The tribute to Monsieur Hubert of Givenchy

"I wanted to pay homage to the work of monsieur Hubert de Givenchy, to his creations from the early 1950s, to the incredible work he carried out by telling the silhouette of women". Clare Waight Keller starts from here to tell the triumphant high fashion brought on the catwalk for Givenchy. Inspiration is love. But also the gardens that Monsieur Hubert loved, like that of his summer residence, Clos Fiorentina, in the south of France.
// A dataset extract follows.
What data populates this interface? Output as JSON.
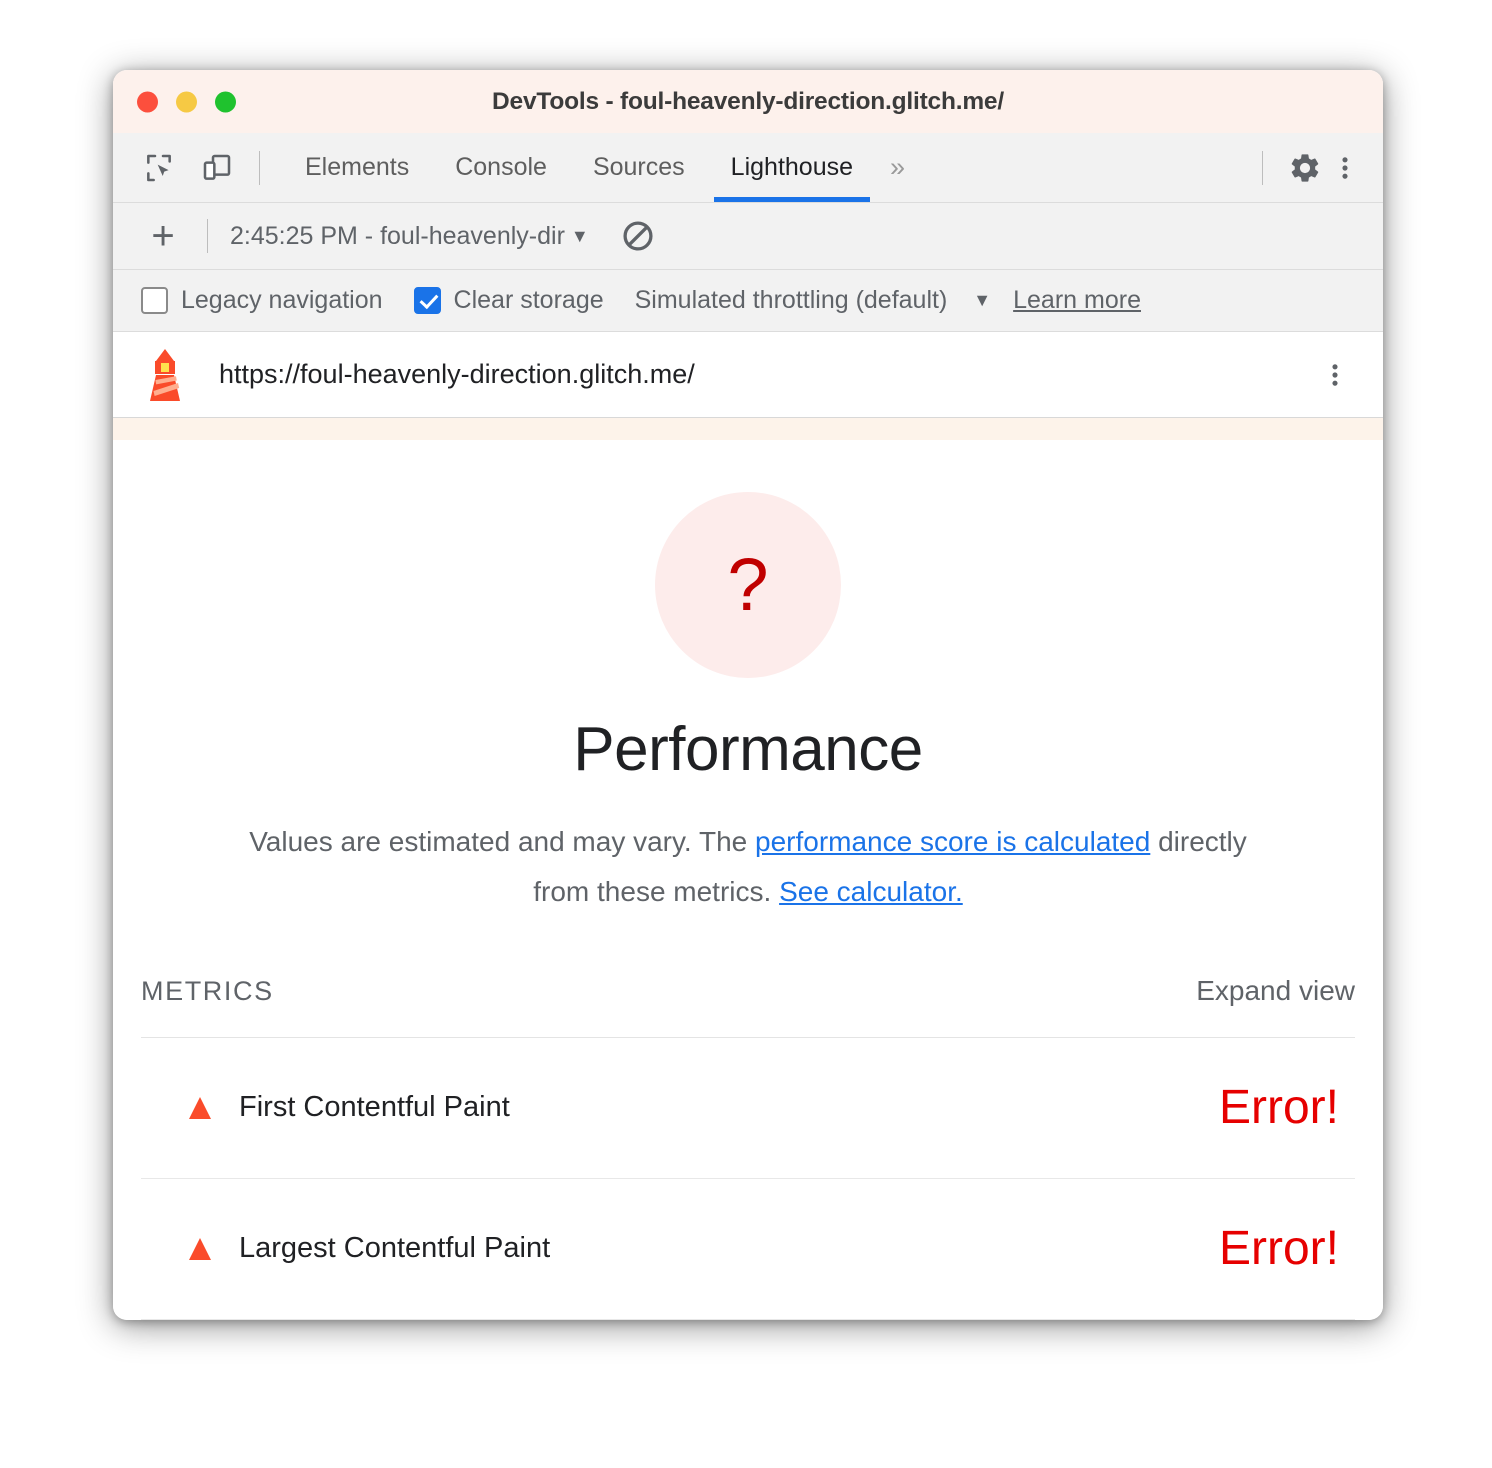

The result of this meeting parades through the columns of the Couvent de cordeliers where a floating chamber orchestra hangs. That marks the steps of the girls wearing monumental creations. Skirts embroidered with 3D flowers with long trains. Hoods with shoulders dressed in towering horsehair. Tunics that become architectural ruffle bushes. But also immaculate robes carved in lace or floating peplums with extreme colors. But to frame the face are the hats: giant parables of layered organza that tell the charm of a diva of the past. And that accompany the ball gowns but also the bride dressed in virginal lace.